Regarding lasing, it is not known how much cw power the installed CaF mirrors can sustain. The power may peak at ~400 W due to thermal distortion, but the actual limit awaits empirical determination by way of successful commissioning of the full machine. Presuming the limit is well below a kilowatt, and recognizing the need to lase at wavelengths other than 5 µm, it is of interest to start considering in detail other lasing configurations, and we have begun to do so.

In this light, we have developed a set of requirements for lasing at 3 µm with sapphire mirrors. The strategy is to follow the philosophy of the "High Power Setup Procedure", i.e., first lase straight ahead, then lase with recirculation using 60 pC bunch charge and the electron-beam quality that has already been achieved. The fundamental implication is that a total beam energy of 47.5±0.5 MeV will be needed at the wiggler. A 4 mA average current (e.g., 60 pC at 75 MHz) should be sufficient to provide 1 kW light near 3 µm. These numbers are to be compared to the original design parameters of 42 MeV with 135 pC bunch charge at 37.4 MHz (5 mA

average current).

A concern about the higher beam energy is whether the acceptance of the injection/extraction chicanes is sufficient to accommodate the energy in view of unknowns about the transverse beam halo. We plan try it, and if problems show up, then perhaps increasing the energy of the injected beam will help.

Analysis of the sapphire mirrors at China Lake has shown that the vendor has yet to succeed in applying high-reflectivity coatings of sufficiently good quality. Their coatings delaminated, and they contain scratches and pits.
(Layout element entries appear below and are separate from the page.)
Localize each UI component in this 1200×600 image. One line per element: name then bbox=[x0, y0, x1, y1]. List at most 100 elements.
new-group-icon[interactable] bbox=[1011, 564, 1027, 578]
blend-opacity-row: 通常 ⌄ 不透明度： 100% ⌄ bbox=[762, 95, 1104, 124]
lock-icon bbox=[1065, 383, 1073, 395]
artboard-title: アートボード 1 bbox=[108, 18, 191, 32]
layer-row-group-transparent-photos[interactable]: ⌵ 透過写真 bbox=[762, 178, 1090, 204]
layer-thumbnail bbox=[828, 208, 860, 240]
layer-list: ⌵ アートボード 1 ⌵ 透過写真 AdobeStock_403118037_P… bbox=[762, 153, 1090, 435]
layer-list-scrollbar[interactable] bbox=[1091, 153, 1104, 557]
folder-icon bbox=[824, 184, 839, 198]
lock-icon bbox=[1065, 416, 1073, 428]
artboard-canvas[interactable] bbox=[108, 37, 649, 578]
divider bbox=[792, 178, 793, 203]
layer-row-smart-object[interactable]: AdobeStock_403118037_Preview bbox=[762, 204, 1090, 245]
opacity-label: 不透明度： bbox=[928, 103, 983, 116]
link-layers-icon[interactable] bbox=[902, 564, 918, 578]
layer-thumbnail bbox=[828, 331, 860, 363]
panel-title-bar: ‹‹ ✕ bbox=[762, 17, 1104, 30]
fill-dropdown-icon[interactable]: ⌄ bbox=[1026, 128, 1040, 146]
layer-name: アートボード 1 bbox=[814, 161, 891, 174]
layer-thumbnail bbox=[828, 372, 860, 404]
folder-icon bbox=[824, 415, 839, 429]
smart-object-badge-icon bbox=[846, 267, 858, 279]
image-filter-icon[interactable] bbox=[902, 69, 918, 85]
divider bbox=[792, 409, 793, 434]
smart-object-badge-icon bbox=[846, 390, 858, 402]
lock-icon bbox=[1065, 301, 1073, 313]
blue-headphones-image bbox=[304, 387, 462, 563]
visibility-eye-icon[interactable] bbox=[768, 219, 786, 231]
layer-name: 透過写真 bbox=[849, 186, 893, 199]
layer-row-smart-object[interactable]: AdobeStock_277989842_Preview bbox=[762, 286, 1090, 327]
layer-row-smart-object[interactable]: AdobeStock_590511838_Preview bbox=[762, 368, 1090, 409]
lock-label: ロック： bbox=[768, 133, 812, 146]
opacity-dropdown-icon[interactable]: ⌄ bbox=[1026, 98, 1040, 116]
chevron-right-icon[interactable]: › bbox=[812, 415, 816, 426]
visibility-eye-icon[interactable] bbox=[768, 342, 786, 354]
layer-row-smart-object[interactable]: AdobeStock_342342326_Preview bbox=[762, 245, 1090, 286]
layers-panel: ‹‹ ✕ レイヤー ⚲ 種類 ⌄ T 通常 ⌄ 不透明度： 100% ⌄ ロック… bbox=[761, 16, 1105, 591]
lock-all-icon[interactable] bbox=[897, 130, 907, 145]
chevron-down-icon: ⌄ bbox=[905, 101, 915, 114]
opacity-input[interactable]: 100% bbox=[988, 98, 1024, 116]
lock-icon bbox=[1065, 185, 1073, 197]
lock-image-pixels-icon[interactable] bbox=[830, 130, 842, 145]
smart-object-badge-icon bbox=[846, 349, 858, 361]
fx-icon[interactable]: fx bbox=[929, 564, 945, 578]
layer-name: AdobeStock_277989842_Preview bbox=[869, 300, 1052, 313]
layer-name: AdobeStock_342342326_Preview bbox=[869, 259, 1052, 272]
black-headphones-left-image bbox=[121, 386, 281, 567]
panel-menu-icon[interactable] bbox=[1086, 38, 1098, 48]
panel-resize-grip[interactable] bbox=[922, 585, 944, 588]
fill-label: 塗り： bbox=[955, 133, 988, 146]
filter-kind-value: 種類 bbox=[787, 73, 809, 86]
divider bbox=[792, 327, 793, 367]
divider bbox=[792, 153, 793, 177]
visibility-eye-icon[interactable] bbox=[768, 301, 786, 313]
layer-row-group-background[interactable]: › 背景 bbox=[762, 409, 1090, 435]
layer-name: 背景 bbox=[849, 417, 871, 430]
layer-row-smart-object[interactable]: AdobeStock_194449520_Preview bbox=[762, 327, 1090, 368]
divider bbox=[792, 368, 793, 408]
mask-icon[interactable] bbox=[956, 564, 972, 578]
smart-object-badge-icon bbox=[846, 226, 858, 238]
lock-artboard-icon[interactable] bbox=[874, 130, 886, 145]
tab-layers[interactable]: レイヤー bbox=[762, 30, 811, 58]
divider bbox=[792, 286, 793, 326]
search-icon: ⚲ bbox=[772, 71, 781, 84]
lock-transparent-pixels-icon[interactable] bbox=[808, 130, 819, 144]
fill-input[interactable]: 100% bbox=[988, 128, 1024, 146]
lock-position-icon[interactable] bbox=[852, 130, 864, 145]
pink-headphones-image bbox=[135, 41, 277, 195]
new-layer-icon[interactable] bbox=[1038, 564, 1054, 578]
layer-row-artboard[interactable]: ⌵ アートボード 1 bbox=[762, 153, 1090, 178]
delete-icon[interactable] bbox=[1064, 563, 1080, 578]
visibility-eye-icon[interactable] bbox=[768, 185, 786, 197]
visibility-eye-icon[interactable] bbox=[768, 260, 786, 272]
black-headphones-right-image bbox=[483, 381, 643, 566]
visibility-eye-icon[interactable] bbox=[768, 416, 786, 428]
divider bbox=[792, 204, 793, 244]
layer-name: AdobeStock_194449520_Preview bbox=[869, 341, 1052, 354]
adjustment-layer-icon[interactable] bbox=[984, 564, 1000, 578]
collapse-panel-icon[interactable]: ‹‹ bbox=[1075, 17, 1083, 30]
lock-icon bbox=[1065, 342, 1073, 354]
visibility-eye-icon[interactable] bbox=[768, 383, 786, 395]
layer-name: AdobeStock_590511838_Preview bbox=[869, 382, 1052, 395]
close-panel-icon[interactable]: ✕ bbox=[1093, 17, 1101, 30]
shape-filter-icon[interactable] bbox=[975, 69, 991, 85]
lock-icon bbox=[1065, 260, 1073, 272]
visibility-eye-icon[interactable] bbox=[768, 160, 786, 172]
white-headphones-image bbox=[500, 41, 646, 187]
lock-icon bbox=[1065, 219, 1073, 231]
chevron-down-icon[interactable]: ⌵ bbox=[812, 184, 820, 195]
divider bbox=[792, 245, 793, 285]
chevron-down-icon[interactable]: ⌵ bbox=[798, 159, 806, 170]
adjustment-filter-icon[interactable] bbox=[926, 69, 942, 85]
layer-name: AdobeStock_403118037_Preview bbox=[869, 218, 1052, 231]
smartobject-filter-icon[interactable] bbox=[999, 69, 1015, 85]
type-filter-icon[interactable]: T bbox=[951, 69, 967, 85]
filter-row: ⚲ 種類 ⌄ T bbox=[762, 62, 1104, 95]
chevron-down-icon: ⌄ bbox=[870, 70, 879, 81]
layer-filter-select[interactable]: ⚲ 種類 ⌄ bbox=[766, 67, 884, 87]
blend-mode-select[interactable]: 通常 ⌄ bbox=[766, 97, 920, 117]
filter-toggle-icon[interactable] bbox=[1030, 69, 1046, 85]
Consequently they cannot sustain the high-average-power light associated with kilowatt lasing. Last week M. Shinn met with the vendor to discuss the problem and determine remediary measures. Our intent will be to work with the vendor to expedite delivery of acceptable optics.

Another potential avenue for kilowatt lasing is to do it at 6 µm with ZnSe optics. We are due imminently to receive a set of these optics, after which we will mount them and subject them to acceptance tests. The option for using them, of course, depends on the outcome of their tests.

In view of all of these considerations, we plan to stay the course of commissioning at 5 µm with the installed CaF optics and extract as much power from them as possible. Afterward, at an opportune time, we will conduct a machine-development program to explore the feasibility of providing 47.5 MeV beam at high cw currents. In parallel, work on the sapphire and ZnSe optics will continue, and we will have some basis for deciding the timing of their installation.

Duke University continues to plan for irradiation of stents in the straight-ahead machine to be done in conjunction with the next (presently unscheduled) preparation of GEn targets for the Lab's nuclear physics program. The motivation for the irradiated stents is to use them in conjunction with angioplasty. By inserting stents during angioplasty, there is the prospect of substantially increasing the time interval between successive treatments. Duke is fabricating the hardware necessary for installing stents in our straight-ahead dump line.